Understanding SAC: Data Collection and Training

How severe does this issue affect your experience of using Ray?

  • None: Just asking a question out of curiosity




Hi,

I’ve been working with PPO in RLlib, but I’m pretty new to off-policy ones, particularly the SAC.
I’d like to learn about how the SAC algorithm collects data and processes training batches in the RLlib’s implementation.

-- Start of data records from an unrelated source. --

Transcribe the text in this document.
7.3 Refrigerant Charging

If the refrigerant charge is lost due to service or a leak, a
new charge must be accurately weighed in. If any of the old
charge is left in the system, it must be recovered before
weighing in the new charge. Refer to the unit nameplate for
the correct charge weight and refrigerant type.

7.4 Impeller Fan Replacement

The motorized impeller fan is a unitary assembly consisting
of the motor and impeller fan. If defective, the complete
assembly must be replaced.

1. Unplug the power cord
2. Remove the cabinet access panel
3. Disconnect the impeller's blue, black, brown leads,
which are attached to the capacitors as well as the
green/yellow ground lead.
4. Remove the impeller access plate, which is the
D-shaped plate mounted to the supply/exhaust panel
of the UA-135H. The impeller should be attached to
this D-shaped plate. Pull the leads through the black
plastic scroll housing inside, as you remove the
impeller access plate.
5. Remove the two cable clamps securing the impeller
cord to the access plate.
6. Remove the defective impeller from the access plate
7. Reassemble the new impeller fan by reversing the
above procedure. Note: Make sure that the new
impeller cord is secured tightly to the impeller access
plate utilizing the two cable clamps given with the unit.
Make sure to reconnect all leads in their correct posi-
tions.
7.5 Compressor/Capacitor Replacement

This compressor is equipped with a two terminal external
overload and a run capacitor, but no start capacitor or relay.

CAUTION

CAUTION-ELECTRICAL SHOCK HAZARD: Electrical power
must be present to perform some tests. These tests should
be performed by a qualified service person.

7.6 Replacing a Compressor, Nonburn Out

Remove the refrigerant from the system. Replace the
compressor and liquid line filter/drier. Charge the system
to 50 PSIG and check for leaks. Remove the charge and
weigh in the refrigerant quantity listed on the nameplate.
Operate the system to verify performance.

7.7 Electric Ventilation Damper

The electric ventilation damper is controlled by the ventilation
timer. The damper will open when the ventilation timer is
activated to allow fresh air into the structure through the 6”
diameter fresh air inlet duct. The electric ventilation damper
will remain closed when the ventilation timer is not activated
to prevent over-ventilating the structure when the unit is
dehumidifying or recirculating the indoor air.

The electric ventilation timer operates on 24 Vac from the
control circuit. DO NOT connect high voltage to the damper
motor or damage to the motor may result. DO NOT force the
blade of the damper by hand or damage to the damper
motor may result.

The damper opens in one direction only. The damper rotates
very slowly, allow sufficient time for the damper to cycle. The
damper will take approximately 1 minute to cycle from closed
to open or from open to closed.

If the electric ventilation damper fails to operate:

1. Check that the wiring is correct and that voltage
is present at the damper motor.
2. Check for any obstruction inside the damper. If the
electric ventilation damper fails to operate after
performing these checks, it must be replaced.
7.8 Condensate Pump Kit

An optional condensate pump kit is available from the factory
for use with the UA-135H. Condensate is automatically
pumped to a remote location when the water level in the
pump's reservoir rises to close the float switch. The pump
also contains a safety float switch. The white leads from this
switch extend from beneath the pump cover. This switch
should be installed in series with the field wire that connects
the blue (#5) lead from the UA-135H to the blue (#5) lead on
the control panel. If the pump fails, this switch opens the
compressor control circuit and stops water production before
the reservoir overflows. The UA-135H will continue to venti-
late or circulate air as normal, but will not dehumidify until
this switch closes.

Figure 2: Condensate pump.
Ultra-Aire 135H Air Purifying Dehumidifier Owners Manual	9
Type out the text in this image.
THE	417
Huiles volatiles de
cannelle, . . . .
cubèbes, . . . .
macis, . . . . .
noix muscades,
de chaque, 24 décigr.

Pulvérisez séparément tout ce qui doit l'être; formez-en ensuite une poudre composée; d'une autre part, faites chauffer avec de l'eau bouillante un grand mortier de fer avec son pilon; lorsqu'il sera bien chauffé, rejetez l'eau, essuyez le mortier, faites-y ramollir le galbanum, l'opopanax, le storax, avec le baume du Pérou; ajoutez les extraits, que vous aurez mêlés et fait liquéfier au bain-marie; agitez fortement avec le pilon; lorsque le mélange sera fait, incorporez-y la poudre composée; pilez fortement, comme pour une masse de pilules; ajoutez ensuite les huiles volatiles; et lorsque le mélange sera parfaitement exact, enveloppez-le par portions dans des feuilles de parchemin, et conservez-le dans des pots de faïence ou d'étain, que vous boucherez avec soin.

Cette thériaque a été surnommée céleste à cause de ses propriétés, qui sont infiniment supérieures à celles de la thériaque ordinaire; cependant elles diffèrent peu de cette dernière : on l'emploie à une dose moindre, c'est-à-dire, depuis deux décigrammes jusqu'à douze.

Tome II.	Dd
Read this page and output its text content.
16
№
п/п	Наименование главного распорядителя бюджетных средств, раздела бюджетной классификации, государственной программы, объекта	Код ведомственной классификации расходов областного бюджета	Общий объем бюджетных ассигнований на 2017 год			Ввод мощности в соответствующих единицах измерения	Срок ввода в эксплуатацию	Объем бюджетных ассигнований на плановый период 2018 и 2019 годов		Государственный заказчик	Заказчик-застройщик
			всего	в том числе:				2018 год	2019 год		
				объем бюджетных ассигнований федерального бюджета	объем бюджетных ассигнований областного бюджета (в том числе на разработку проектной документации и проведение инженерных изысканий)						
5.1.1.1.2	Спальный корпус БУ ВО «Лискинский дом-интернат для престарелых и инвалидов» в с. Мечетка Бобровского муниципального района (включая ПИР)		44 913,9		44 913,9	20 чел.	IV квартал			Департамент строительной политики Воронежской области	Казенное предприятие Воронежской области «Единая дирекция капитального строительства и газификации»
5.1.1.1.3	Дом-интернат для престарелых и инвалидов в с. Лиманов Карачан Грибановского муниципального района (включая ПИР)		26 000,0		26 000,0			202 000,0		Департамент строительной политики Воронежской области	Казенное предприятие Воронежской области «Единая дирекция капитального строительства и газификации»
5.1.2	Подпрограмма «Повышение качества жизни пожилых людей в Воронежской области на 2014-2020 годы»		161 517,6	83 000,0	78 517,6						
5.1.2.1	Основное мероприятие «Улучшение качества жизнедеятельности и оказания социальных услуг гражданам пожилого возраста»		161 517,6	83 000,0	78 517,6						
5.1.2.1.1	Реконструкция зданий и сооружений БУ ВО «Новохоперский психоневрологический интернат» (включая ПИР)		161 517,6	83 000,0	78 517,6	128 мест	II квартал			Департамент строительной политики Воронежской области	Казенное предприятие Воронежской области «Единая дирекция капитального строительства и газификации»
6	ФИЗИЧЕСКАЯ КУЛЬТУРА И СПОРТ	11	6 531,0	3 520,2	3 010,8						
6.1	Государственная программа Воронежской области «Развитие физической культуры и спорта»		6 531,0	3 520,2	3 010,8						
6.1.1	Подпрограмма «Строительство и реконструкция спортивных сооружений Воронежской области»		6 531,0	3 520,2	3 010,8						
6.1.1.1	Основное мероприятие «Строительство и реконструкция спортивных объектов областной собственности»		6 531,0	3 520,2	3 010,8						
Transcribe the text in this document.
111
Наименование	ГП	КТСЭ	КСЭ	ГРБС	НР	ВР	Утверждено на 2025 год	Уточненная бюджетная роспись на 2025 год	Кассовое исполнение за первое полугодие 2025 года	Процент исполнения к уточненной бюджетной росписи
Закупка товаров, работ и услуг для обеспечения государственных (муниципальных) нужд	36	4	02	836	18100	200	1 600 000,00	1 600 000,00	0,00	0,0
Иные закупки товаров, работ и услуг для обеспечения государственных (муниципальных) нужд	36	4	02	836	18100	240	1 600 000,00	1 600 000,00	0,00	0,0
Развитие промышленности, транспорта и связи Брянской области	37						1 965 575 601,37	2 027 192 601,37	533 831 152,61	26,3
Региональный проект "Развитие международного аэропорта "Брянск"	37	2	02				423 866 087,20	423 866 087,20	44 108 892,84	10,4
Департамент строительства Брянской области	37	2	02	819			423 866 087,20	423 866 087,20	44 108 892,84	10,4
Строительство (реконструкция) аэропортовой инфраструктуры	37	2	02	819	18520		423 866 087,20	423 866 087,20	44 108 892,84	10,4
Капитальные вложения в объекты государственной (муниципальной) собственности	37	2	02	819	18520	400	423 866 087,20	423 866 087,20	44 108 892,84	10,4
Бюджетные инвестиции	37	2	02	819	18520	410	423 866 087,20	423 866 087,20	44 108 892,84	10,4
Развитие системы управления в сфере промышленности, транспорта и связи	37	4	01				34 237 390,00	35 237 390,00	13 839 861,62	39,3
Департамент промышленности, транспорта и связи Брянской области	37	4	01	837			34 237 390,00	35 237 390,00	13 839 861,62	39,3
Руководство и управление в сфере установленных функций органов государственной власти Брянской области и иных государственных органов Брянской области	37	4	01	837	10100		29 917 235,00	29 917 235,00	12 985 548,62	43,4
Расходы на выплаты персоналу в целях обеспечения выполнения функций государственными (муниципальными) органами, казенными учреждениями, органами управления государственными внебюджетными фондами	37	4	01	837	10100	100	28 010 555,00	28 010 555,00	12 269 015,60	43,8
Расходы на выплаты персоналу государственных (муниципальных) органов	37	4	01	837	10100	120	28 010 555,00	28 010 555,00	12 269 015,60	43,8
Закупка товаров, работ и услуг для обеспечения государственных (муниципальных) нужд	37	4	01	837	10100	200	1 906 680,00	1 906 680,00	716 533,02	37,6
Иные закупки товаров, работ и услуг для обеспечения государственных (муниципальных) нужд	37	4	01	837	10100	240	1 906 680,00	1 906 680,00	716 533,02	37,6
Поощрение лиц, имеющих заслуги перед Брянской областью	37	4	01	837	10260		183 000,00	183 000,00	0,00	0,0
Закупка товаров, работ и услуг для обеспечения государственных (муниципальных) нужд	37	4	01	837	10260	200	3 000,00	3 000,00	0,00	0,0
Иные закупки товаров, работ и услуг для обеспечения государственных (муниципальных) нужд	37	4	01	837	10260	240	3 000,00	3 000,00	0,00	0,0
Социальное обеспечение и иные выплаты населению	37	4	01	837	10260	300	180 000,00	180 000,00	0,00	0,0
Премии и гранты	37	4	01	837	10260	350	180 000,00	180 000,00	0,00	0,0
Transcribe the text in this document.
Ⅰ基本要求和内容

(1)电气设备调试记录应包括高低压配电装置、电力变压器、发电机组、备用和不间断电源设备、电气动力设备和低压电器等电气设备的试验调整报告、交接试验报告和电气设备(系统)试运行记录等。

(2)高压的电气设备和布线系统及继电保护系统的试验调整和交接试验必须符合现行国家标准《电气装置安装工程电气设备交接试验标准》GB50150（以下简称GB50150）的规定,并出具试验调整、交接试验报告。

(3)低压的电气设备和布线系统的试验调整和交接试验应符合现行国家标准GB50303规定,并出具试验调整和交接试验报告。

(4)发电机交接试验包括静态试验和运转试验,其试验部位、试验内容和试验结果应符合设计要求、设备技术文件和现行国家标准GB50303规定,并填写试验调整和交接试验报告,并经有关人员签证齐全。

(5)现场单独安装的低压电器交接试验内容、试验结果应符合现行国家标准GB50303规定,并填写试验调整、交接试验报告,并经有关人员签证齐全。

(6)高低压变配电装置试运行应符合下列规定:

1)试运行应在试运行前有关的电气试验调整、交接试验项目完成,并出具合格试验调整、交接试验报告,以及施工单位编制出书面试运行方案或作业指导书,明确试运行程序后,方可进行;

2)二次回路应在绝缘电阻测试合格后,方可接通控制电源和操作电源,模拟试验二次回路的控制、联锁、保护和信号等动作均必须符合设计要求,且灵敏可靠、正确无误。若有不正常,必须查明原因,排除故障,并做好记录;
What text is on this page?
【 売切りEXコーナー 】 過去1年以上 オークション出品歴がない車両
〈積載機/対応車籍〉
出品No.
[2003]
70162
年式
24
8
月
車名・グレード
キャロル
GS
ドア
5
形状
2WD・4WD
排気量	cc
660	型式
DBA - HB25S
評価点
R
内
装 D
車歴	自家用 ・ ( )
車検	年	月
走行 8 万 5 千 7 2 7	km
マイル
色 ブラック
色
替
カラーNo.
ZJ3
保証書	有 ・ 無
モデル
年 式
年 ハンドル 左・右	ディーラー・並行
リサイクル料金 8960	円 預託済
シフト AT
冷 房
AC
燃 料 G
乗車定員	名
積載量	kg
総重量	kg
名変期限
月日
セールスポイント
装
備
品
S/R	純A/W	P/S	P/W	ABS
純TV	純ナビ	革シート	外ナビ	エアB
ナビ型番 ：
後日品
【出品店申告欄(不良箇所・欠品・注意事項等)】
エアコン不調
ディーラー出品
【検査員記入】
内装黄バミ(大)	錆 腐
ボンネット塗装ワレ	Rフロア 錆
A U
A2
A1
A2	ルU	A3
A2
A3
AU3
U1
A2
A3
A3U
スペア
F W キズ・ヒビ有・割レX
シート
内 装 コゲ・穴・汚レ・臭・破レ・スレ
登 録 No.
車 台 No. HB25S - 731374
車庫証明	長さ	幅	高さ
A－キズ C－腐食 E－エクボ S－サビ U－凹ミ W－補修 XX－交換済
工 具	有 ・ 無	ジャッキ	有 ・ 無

Below, I’ve summarized what I know so far and outlined some questions I have on the topic.


In my understanding,

SAC

  • Let’s assume:

    • Single agent RL, single agent environment
    • RLlib’s implementation with the configuration settings
    • Configs:
      • batch_mode: “truncate_episodes”
      • min_sample_timesteps_per_iteration==1
      • min_time_s_per_iteration : sufficiently small to only sample rollout_fragment_length samples in one rollout.
  • Data collection

    • A rollout worker collects rollout_fragment_length samples in each of the num_envs_per_worker environments.
    • There are num_(rollout_)workers rollout workers in the data collection phase of an SAC iteration.
    • In total, the following number of samples collected every iteration:
      num_total_samples = num_workers * num_envs_per_worker * rollout_fragment_length.
    • Put all the samples into the replay buffer. (Let’s skip the maintenance of replay buffer when full as it may be out of scope of the discussion).
    • Let’s call this data collection phase as a data_op (i.e. data collection operation).
  • Train from batches

    • If num_steps_sampled_before_learning_starts or more samples are collected, then go on the following. Otherwise, skip the following of this phase.
    • Make a train batch: randomly sample train_batch_size (environment) steps data from the buffer.
    • Train the networks by using the batch.
    • Let’s name this ‘make_batch-and-train_nets’ as a train_op.
    • A train_op is repeated several times based on the training_intensity value.
    • Let’s define “natural_value” as train_batch_size/num_total_samples (used in the question section).



Questions

  1. Are the descriptions in Data collection accurate? If not, please help me get it right.

  2. Are the descriptions in Train from batches accurate? If not, I would appreciate any corrections or additional details.

  3. Does the training_intensity always match the ratio of the number of train_op to the number of data_op carried out in an SAC iteration?
    e.g.

    config ={   
      "env": "Pendulum-v1",  # episode_length: 200 (fixed)
      #
      "training_intensity": 1000, 
      "train_batch_size": 200,
      "rollout_fragment_length": 2,  # note: RLlib 2.1.0; 'auto' not working..
      "num_workers": 1,
      "num_envs_per_worker": 1, 
      #
      "min_sample_timesteps_per_iteration": 1,
      "min_time_s_per_iteration": 0.001,
      ...
    }
    

    This means:

    • In one SAC iteration, one data collection (data_op) carried out, ten train batches are created, and each of the ten train batches (train_op) is used in each update of the networks.
    • In one SAC iteration, two samples collected and stored in the buffer, and 2000 samples are used in the training phase.
    • Overall, when N samples come into the buffer, 1000*N samples are (ramdomly) used for the training. (this example sounds too intensive imo tho…)
  4. If the Q3 is correct, what happens when the ratio of training_intensity to “natural_ratio” becomes a non-integer?

  5. min_sample_timesteps_per_iteration and min_time_s_per_iteration are set to 100 and 1, respectively, by default? But in some examples rollout_fragment_length=1 (with num_wokers=1, num_envs_per_worker=1), which could silently allow the rollout worker to collect 100 or more samples in an iteration. Why they are set to the values in the default SAC config?

  6. In the training results, I think “num_env_steps_trained_this_iter” shows doubled over what it was supposed to be, given the Q3 was accurate. Is this just because we train two network types (i.e. Q net(s) and policy net)?